It's a great question and it's one of a broader perspective, given the premise of the question. COVID-19 has had unprecedented impacts in terms of how devastating it's been for Canada, for Canadians and for those around the world, and in what it's required in terms of government decision-making.
I've been a public servant for over 30 years and I have never seen anything like this, where essentially over the whole year the federal government, all of the provincial governments and governments around the world have had to make what would have been, before COVID, unimaginably quick and aggressive decisions to protect public health. It's been going on all year, so it's hard to find words to describe it.

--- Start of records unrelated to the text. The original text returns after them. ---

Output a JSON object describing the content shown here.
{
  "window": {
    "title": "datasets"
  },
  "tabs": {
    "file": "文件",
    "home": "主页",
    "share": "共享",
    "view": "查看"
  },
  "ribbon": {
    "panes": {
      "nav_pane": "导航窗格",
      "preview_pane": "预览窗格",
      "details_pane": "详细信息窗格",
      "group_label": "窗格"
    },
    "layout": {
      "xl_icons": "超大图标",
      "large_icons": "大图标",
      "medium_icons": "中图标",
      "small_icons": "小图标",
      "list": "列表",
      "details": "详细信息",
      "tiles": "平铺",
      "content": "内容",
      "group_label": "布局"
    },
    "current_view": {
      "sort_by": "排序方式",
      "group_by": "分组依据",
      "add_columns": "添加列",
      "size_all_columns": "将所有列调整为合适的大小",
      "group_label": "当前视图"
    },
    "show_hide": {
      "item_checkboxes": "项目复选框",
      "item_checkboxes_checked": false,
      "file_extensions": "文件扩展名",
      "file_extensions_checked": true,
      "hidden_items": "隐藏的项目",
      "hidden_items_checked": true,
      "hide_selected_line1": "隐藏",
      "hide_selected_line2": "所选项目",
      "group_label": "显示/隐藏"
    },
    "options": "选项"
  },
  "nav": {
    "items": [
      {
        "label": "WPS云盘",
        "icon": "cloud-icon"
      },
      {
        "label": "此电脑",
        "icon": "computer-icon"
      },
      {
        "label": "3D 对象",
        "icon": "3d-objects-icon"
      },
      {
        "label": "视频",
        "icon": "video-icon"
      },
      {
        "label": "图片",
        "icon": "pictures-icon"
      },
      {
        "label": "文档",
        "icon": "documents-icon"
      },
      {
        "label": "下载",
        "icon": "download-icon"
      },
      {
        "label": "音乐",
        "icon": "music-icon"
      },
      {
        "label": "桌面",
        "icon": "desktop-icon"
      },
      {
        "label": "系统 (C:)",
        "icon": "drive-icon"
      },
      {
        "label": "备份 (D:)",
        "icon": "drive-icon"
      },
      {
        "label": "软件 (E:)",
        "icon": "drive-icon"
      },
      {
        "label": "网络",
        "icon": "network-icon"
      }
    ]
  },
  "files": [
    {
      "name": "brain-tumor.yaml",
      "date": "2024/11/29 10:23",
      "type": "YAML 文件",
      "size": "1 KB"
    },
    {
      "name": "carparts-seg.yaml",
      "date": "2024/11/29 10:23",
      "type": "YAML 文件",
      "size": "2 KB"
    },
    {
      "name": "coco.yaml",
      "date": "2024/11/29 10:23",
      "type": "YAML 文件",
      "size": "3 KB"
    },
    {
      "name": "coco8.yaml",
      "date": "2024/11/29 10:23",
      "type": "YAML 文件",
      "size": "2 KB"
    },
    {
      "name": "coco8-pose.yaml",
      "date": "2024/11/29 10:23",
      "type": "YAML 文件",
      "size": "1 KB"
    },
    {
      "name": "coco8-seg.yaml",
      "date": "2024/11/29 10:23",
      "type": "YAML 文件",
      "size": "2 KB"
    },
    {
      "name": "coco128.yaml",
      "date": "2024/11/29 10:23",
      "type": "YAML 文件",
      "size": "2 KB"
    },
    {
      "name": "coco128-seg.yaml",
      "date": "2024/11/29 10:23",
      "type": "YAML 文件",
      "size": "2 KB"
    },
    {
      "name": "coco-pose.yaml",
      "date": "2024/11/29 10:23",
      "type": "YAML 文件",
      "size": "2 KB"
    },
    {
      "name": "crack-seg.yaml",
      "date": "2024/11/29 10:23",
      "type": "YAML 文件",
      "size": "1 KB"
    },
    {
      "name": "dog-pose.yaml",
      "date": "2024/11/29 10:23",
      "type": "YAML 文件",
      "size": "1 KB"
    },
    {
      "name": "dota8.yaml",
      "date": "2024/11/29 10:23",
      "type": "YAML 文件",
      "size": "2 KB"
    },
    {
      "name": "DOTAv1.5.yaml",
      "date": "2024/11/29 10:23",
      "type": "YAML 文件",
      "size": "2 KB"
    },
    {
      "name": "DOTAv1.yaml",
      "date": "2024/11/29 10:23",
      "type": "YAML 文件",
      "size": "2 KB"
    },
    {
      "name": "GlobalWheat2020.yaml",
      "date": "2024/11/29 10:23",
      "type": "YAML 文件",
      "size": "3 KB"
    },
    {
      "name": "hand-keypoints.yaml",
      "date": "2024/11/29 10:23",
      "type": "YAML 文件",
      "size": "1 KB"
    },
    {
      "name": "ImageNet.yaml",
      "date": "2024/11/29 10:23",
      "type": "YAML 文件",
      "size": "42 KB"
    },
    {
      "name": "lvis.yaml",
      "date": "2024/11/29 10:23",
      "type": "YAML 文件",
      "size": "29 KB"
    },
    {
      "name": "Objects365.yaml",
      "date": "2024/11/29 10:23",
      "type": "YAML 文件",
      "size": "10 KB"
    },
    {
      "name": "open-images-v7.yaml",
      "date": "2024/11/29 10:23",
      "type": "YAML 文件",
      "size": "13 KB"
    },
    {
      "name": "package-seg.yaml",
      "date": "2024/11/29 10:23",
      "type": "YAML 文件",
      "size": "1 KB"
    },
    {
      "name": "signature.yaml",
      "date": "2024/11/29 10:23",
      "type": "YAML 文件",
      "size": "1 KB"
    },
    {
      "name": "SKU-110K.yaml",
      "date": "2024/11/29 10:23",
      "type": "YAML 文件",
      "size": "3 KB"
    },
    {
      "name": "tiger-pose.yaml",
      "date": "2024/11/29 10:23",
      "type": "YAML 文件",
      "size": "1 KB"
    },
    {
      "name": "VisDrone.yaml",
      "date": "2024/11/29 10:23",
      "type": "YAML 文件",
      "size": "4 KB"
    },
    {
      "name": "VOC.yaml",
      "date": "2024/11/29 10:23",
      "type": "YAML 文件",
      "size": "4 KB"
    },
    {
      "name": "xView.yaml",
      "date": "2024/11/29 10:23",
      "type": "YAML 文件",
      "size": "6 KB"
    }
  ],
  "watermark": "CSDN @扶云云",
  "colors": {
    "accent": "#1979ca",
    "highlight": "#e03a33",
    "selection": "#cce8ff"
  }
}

To come back to the question about the most recent changes, it is a great example. That is simply one chapter in a very long book of difficult surprises and new developments that have to be responded to immediately.
I remember when the news broke about the U.K. variant of concern. That was just a couple of days before Christmas and it shocked the world. The implications of it have been destabilizing for the global fight against COVID. Within hours there were high-level meetings and discussions and analysis and examination of options. Within a number of hours, the government took action and we implemented, quite frankly, an unprecedented measure, which was to use the assessment done over the last 24 hours—during the day and over the night—from the chief public health officer of Canada, and combine the authorities of the Quarantine Act and the Aeronautics Act to actually ban all direct flights from the U.K.

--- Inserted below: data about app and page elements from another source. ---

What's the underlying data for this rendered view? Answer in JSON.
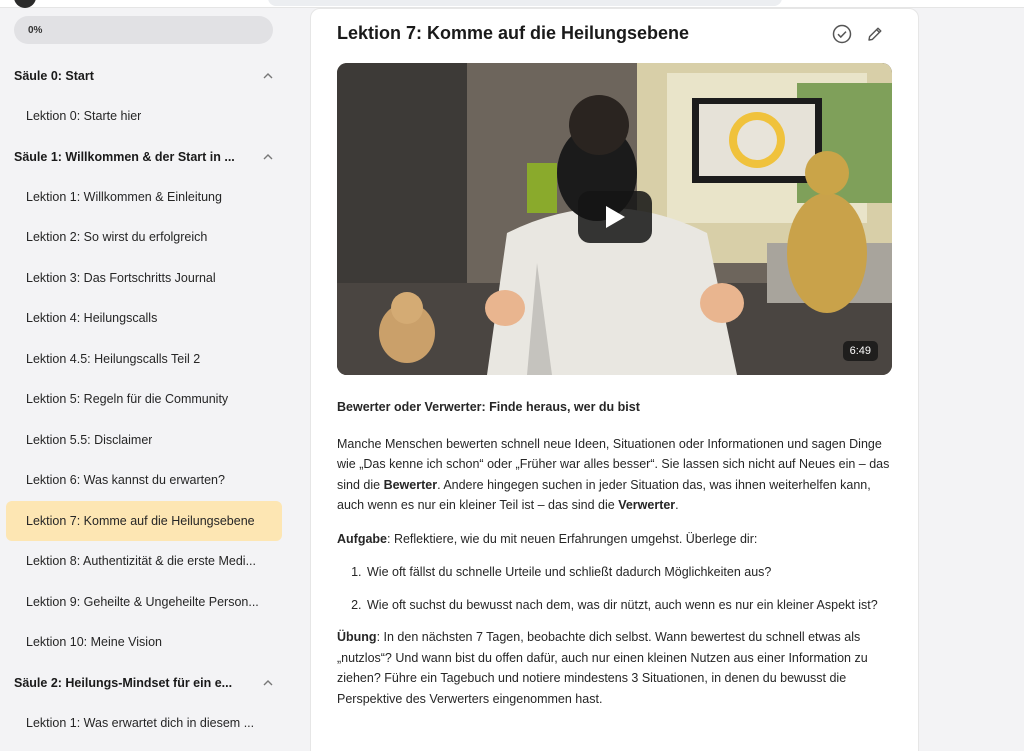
{
  "progress": {
    "label": "0%",
    "value": 0
  },
  "sidebar": {
    "sections": [
      {
        "title": "Säule 0: Start"
      },
      {
        "title": "Säule 1: Willkommen & der Start in ..."
      },
      {
        "title": "Säule 2: Heilungs-Mindset für ein e..."
      }
    ],
    "lessons": [
      {
        "label": "Lektion 0: Starte hier"
      },
      {
        "label": "Lektion 1: Willkommen & Einleitung"
      },
      {
        "label": "Lektion 2: So wirst du erfolgreich"
      },
      {
        "label": "Lektion 3: Das Fortschritts Journal"
      },
      {
        "label": "Lektion 4: Heilungscalls"
      },
      {
        "label": "Lektion 4.5: Heilungscalls Teil 2"
      },
      {
        "label": "Lektion 5: Regeln für die Community"
      },
      {
        "label": "Lektion 5.5: Disclaimer"
      },
      {
        "label": "Lektion 6: Was kannst du erwarten?"
      },
      {
        "label": "Lektion 7: Komme auf die Heilungsebene"
      },
      {
        "label": "Lektion 8: Authentizität & die erste Medi..."
      },
      {
        "label": "Lektion 9: Geheilte & Ungeheilte Person..."
      },
      {
        "label": "Lektion 10: Meine Vision"
      },
      {
        "label": "Lektion 1: Was erwartet dich in diesem ..."
      }
    ]
  },
  "main": {
    "title": "Lektion 7: Komme auf die Heilungsebene",
    "video": {
      "duration": "6:49"
    },
    "heading": "Bewerter oder Verwerter: Finde heraus, wer du bist",
    "p1_a": "Manche Menschen bewerten schnell neue Ideen, Situationen oder Informationen und sagen Dinge wie „Das kenne ich schon“ oder „Früher war alles besser“. Sie lassen sich nicht auf Neues ein – das sind die ",
    "p1_b": "Bewerter",
    "p1_c": ". Andere hingegen suchen in jeder Situation das, was ihnen weiterhelfen kann, auch wenn es nur ein kleiner Teil ist – das sind die ",
    "p1_d": "Verwerter",
    "p1_e": ".",
    "task_label": "Aufgabe",
    "task_text": ": Reflektiere, wie du mit neuen Erfahrungen umgehst. Überlege dir:",
    "questions": [
      "Wie oft fällst du schnelle Urteile und schließt dadurch Möglichkeiten aus?",
      "Wie oft suchst du bewusst nach dem, was dir nützt, auch wenn es nur ein kleiner Aspekt ist?"
    ],
    "exercise_label": "Übung",
    "exercise_text": ": In den nächsten 7 Tagen, beobachte dich selbst. Wann bewertest du schnell etwas als „nutzlos“? Und wann bist du offen dafür, auch nur einen kleinen Nutzen aus einer Information zu ziehen? Führe ein Tagebuch und notiere mindestens 3 Situationen, in denen du bewusst die Perspektive des Verwerters eingenommen hast."
  },
  "colors": {
    "active_lesson_bg": "#fde6b3",
    "page_bg": "#f3f3f5",
    "card_bg": "#ffffff"
  },
  "icons": [
    "avatar",
    "chevron-up-icon",
    "check-circle-icon",
    "pencil-icon",
    "play-icon"
  ]
}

That's something we've never done before for a public health reason, and we did it very quickly based on analysis that was done in a very compressed period to deal with that variant of concern.

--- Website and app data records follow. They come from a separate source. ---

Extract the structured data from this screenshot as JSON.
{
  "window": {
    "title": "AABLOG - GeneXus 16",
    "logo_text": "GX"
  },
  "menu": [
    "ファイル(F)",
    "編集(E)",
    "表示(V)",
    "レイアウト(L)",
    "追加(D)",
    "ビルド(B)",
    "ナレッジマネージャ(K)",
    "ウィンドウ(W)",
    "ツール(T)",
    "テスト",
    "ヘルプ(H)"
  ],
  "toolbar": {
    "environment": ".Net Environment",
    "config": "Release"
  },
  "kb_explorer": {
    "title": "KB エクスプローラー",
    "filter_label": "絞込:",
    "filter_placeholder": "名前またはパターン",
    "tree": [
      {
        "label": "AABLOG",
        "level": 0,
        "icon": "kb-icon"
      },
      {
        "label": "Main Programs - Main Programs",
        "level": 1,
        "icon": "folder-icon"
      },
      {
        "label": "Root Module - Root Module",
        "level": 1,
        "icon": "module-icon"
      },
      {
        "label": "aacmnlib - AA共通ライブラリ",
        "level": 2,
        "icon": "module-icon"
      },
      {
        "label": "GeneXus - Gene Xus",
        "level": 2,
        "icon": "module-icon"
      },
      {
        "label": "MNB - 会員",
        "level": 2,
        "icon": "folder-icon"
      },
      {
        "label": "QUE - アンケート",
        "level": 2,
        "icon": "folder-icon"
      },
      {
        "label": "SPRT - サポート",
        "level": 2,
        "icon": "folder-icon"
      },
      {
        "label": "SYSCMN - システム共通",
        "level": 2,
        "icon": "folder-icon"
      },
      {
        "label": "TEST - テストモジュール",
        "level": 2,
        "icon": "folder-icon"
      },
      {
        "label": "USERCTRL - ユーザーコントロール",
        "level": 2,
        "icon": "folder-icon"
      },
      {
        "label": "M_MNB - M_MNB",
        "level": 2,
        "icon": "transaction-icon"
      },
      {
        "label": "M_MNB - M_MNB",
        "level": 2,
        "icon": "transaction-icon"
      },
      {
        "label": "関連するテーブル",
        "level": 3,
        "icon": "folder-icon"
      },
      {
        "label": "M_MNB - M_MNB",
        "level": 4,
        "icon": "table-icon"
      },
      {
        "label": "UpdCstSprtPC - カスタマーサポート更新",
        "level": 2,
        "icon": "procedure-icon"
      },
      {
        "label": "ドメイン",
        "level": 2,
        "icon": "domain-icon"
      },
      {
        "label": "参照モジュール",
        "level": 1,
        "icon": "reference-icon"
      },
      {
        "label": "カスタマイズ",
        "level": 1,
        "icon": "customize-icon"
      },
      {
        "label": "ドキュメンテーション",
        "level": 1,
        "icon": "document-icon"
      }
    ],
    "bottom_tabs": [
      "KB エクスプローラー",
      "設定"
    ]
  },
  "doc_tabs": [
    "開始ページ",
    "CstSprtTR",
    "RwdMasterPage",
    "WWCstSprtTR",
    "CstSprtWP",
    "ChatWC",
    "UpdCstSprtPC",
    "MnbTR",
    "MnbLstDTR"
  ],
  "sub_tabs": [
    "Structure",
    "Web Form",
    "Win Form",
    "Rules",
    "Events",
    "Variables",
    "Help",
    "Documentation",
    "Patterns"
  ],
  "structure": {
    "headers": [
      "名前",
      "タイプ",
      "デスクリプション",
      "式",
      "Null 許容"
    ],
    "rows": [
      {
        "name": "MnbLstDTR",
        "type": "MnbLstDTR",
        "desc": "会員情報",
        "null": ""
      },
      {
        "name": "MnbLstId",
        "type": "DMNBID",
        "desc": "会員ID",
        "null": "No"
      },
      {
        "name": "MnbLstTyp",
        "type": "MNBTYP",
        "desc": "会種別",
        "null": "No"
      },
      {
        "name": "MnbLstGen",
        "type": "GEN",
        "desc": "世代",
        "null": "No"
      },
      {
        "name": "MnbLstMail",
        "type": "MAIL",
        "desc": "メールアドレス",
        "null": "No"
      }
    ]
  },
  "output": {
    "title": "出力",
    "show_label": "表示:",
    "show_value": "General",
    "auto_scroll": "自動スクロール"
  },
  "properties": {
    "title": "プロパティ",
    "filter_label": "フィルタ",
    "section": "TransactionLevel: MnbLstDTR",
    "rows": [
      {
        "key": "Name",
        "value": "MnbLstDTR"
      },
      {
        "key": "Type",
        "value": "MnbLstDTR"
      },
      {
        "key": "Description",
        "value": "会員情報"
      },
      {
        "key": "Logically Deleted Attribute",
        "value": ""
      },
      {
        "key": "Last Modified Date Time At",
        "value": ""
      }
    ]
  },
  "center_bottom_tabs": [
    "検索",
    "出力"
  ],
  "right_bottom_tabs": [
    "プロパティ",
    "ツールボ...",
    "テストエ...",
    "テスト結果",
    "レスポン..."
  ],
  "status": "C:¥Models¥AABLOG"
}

We followed that up with an announcement on December 31. We already had strict travel measures—the 14-day quarantine and some of the toughest international travel measures in the world—and we immediately added, with essentially one week's notice, a requirement for pre-board COVID testing for all international arrivals into Canada. We worked with the industry and we consulted with them but on a very compressed timeline.
I would say that we knew it would be challenging for the industry to implement this on such an accelerated schedule, but we also felt it was imperative to do so in terms of protecting public health. I would say we are very appreciative and we recognize that the industry did a great job. There was a very rapid phase-in of that. We moved very quickly to a very high level of compliance, and that's become a significant new measure to protect public health.
In regular, as you might call it, public health peacetime, it would be unimaginable that we would so quickly put in place a measure and impose it, and so dramatically change the requirements regarding what airlines do to screen passengers from 57 countries that have flights to Canada, but it became not just something that was imaginable but something that happened under COVID.
We've seen that happening in terms of the successive steps in measures that have been taken since the discovery of the U.K. variant of concern, the Brazilian variant of concern and the South African variant of concern. There has been a successive ramp-up of some very tough measures, such that now people arriving by air in Canada actually end up with three COVID tests before they're free and clear of quarantine. That is pretty stringent stuff, but it's to try to keep out the devastating effect of these variants of concern.